Usually, careful design, mathematical proofs and randomized (fuzz) testing. Fuzz testing is absolutely essential - In over a decade of working on systems like this, I don't know if I've ever implemented something correctly first try. Fuzz testing is essential. You shouldn't trust the correctness of any system which haven't been sufficiently fuzzed. (Luckily, fuzzers are easy to write, and the convergence property is very easy to test for.)

For Eg-walker, I think we've pumped around 100M randomly generated events (in horribly complex graphs) through our implementation to flush out any bugs.

[auggierose]

This seems to be a field perfect for theorem proving, I think I've seen some work by Kleppmann using Isabelle.

I once tried to understand the Yjs paper, but I came to the conclusion that their proof is just wrong! They do some impressively looking logical reasoning in the paper, but they define some order in terms of itself, so they don't really show anything, if I remember correctly. If you tried that in Isabelle, it would stop you already at the very start of all that nonsense.

[josephg]

I talked to Kevin Jahns (the author of the YATA paper & Yjs) about his paper a few years ago. He said he found errors in the algorithm described in the paper, after it was published. The algorithm he uses in Yjs is subtly different from YATA in order to fix the mistakes.

He was quite surprised the mistakes went unnoticed through the peer review process.

There have also been some (quite infamous) OT algorithm papers which contain proofs of correctness, but which later turned out to actually be incorrect. (Ie, the algorithms don't actually converge in some instances).

I'm embarassed to say I don't know Isabelle well enough to know how you would use it to prove convergence properties.

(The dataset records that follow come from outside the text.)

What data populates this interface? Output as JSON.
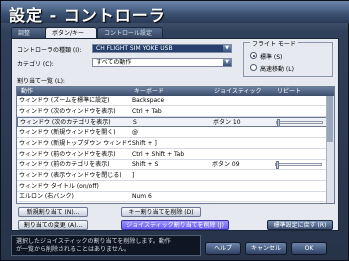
{
  "window": {
    "title": "設定 - コントローラ"
  },
  "tabs": [
    {
      "label": "調整"
    },
    {
      "label": "ボタン/キー"
    },
    {
      "label": "コントロール設定"
    }
  ],
  "device": {
    "label": "コントローラの種類 (I):",
    "value": "CH FLIGHT SIM YOKE USB"
  },
  "category": {
    "label": "カテゴリ (C):",
    "value": "すべての動作"
  },
  "flight_mode": {
    "title": "フライト モード",
    "options": [
      {
        "label": "標準 (S)",
        "selected": true
      },
      {
        "label": "高速移動 (L)",
        "selected": false
      }
    ]
  },
  "list": {
    "label": "割り当て一覧 (L):",
    "columns": [
      "動作",
      "キーボード",
      "ジョイスティック",
      "リピート"
    ],
    "rows": [
      {
        "action": "ウィンドウ (ズームを標準に設定)",
        "key": "Backspace",
        "joystick": "",
        "repeat": false
      },
      {
        "action": "ウィンドウ (次のウィンドウを表示)",
        "key": "Ctrl + Tab",
        "joystick": "",
        "repeat": false
      },
      {
        "action": "ウィンドウ (次のカテゴリを表示)",
        "key": "S",
        "joystick": "ボタン 10",
        "repeat": true
      },
      {
        "action": "ウィンドウ (新規ウィンドウを開く)",
        "key": "@",
        "joystick": "",
        "repeat": false
      },
      {
        "action": "ウィンドウ (新規トップダウン ウィンドウ)",
        "key": "Shift + ]",
        "joystick": "",
        "repeat": false
      },
      {
        "action": "ウィンドウ (前のウィンドウを表示)",
        "key": "Ctrl + Shift + Tab",
        "joystick": "",
        "repeat": false
      },
      {
        "action": "ウィンドウ (前のカテゴリを表示)",
        "key": "Shift + S",
        "joystick": "ボタン 09",
        "repeat": true
      },
      {
        "action": "ウィンドウ (表示ウィンドウを閉じる)",
        "key": "]",
        "joystick": "",
        "repeat": false
      },
      {
        "action": "ウィンドウ タイトル (on/off)",
        "key": "",
        "joystick": "",
        "repeat": false
      },
      {
        "action": "エルロン (右バンク)",
        "key": "Num 6",
        "joystick": "",
        "repeat": false
      }
    ]
  },
  "buttons": {
    "new_key": "新規割り当て (N)...",
    "delete_key": "キー割り当てを削除 (D)",
    "change_key": "割り当ての変更 (A)...",
    "delete_joystick": "ジョイスティック割り当てを削除 (J)",
    "reset": "標準設定に戻す (R)"
  },
  "help_text": [
    "選択したジョイスティックの割り当てを削除します。動作",
    "が一覧から削除されることはありません。"
  ],
  "footer": {
    "help": "ヘルプ",
    "cancel": "キャンセル",
    "ok": "OK"
  }
}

But I have gotten very good at fuzz testing over the years. Its wild how many bugs in seemingly-working software I've found using the technique.

I think ideally you'd use both approaches.

[auggierose]

Ah, that makes sense! I thought that Yjs must be doing something differently than described, because it seems to work well in practice, but I couldn't see how Yata would. Anyway, I learnt a lot by thinking through that paper :-)

Fuzz testing and proof are complementary, I think, both catch things the other one might not have caught. The advantage of Fuzz testing is that it tests the real thing, not a mathematical replica of it.